Indian Court Upholds Ban on Hijab in Schools and Colleges in Southern State

In a significant judgement, an Indian court has upheld a ban imposed in the southern state of Karnataka on wearing the hijab in schools and colleges, asserting the hijab is not an essential practice of Islam.

The ruling Tuesday came in response to petition by a group of Muslim women who had challenged the ban on wearing the Muslim headscarf in classrooms in Karnataka, which is ruled by the Hindu nationalist Bharatiya Janata Party.

The judgement could deepen religious fault lines in a country where critics say Muslims, who are India’s largest minority, face discrimination under the BJP. It could also have implications for other states where students from India’s largest minority often wear the headscarf in class.

The controversy over the hijab erupted in Karnataka when authorities in a pre-university college barred six Muslim girls from attending classes wearing the head scarf. The issue soon became a flashpoint triggering protests by Muslim students who said they were being deprived of their fundamental rights and counter protests by Hindu boys who turned up wearing saffron scarves, the color associated with Hinduism.

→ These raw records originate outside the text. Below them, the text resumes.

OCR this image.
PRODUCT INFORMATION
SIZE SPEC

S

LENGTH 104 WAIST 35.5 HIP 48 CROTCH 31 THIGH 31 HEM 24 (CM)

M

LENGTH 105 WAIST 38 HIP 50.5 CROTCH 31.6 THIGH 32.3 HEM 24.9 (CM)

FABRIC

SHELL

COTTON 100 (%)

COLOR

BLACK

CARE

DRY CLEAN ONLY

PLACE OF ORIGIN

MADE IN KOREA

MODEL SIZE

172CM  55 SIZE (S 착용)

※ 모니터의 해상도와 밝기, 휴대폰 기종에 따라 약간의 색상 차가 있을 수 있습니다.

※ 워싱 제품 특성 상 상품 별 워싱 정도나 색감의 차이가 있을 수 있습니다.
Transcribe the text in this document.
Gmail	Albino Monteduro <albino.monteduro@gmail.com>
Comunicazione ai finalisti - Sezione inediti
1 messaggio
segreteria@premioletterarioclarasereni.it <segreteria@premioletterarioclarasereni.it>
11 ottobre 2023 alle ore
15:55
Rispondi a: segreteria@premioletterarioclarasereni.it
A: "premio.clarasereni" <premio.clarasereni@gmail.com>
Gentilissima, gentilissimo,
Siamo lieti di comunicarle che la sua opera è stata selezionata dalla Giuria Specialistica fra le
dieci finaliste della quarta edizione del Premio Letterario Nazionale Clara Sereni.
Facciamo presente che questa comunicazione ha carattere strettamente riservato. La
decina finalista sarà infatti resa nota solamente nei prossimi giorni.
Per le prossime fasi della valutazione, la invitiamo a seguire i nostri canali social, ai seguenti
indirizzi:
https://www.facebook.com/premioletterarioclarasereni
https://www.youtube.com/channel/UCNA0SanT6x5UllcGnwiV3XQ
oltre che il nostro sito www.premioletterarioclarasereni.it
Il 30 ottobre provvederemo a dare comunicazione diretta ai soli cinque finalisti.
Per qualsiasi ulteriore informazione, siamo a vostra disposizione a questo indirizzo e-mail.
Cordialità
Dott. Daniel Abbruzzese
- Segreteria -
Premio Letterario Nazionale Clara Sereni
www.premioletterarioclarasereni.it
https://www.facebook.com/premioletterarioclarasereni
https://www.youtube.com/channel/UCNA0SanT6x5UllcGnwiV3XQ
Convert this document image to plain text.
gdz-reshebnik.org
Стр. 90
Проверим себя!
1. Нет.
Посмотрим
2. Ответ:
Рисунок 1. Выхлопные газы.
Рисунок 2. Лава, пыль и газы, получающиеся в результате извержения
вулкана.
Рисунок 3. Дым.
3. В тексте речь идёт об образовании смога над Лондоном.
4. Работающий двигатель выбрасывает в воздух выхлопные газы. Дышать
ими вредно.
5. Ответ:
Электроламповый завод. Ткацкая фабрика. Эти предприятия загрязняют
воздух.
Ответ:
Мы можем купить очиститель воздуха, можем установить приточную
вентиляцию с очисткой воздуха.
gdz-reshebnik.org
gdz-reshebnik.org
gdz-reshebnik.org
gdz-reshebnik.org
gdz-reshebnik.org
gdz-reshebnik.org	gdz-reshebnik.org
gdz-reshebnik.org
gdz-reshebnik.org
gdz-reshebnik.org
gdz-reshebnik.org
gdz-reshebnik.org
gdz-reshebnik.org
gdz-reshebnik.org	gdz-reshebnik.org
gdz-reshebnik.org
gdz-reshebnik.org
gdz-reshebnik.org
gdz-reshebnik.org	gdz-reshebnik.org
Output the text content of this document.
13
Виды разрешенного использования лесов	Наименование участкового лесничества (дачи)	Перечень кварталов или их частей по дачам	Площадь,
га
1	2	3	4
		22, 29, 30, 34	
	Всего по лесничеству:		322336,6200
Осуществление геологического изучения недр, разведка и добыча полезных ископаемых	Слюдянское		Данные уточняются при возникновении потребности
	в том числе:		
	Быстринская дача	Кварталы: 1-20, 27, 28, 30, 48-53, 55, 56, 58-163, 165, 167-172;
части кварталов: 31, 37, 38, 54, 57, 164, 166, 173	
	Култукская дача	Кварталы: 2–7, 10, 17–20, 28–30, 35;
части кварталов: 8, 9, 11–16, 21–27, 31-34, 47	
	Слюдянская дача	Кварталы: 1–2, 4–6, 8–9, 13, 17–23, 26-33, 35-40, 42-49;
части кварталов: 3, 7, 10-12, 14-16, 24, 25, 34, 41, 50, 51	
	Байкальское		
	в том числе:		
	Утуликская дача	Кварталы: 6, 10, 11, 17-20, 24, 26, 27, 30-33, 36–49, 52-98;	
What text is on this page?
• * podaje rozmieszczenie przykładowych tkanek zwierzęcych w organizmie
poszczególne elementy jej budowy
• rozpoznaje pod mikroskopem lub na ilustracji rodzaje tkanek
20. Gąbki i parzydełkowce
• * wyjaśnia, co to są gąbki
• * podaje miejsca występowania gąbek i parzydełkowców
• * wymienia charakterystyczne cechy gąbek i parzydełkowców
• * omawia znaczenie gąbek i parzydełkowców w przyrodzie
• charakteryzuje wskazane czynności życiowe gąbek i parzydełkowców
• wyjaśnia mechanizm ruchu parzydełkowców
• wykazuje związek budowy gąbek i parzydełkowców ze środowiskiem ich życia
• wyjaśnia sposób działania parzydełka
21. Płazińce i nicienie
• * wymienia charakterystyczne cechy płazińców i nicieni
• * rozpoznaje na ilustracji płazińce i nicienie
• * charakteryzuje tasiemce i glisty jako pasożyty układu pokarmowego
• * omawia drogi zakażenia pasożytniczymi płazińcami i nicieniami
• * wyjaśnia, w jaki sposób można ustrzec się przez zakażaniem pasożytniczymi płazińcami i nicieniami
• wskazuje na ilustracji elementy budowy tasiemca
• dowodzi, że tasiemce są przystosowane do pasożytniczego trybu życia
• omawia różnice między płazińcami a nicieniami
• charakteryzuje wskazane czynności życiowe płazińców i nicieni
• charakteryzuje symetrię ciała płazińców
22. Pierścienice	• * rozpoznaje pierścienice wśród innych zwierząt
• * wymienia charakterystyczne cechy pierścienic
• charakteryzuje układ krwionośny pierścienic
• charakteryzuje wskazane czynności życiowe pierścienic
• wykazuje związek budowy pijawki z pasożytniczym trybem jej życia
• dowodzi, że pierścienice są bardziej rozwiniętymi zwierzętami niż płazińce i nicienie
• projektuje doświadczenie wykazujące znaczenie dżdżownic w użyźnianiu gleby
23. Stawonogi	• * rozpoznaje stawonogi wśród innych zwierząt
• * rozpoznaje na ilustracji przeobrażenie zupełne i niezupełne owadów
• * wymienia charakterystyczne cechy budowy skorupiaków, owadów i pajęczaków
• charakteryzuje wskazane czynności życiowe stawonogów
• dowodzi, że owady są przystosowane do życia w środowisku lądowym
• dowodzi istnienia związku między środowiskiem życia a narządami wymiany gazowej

As religious tensions spiraled, more government-run institutions banned the hijab and the state government asserted it has the right to mandate a dress code for students.

In its ruling, the court said that guidelines on uniforms prescribed by authorities for students were a “reasonable restriction on fundamental rights.”

“We are of the considered opinion that wearing of hijab by Muslim women does not form a part of essential religious practice,” said the chief justice of the Karnataka high court, Ritu Raj Awasthi, in the judgement.

A federal minister called on people to abide by the order. “I appeal to everyone that the state and country has to go forward, everyone has to maintain peace by accepting the order of high court,” said Prahlad Joshi, federal minister for parliamentary affairs. “The basic work of students is to study. So leaving all this aside they should study and be united.”

Karnataka’s chief minister, Basavaraj Bommai, also urged female Muslim students who are staying away from classes to protest the ban to respect the judgement and return to school.

But several prominent Muslim politicians expressed disappointment at the ruling. “Regardless of what you may think about the hijab, it’s not about an item of clothing, it’s about the right of a woman to choose how she wants to dress. That the court didn’t uphold this basic right is a travesty,” said former Jammu and Kashmir chief minister, Omar Abdullah.

Ahead of the verdict, the state government had restricted large gatherings and shut educational institutions in some areas to prevent protests.

The ruling will likely be appealed to India’s Supreme Court.

Several rights activists have thrown their weight behind the students in Karnataka and questioned the ban, pointing out that there had been no objections to wearing it in classrooms earlier.

Some Muslim rights activists said that while they agreed that wearing a hijab was not an essential practice in Islam, the ban was selective and discriminatory.

“We are in a multi faith country where religion is all around us. We have members of parliament who often wear saffron robes. So if somebody believes in wearing the hijab, they should be allowed to do so,” said Zakia Soman, founder of a Muslim women’s group Bharatiya Muslim Mahila Andolan. “This ruling could harm the Muslim community because conservative parents might make girls drop out of school. Girls’ education should continue with or without the hijab.”

She pointed out that the issue has already deepened the fault lines between the majority Hindu community and Muslims, who make up about 14 percent of the population. “The views on both sides are extremely polarized. It will only help both the right on both sides, whether it is Hindus or Muslim,” Soman said.

In the months before the controversy over the hijab erupted, the Karnataka state government also banned the sale and slaughter of cows, which Hindus consider sacred, and introduced a tough anti-conversion bill, which proposes prison terms for up to 10 years for unlawful religious conversions and could make it more difficult for interfaith couples to marry or for people to convert to Islam or Christianity.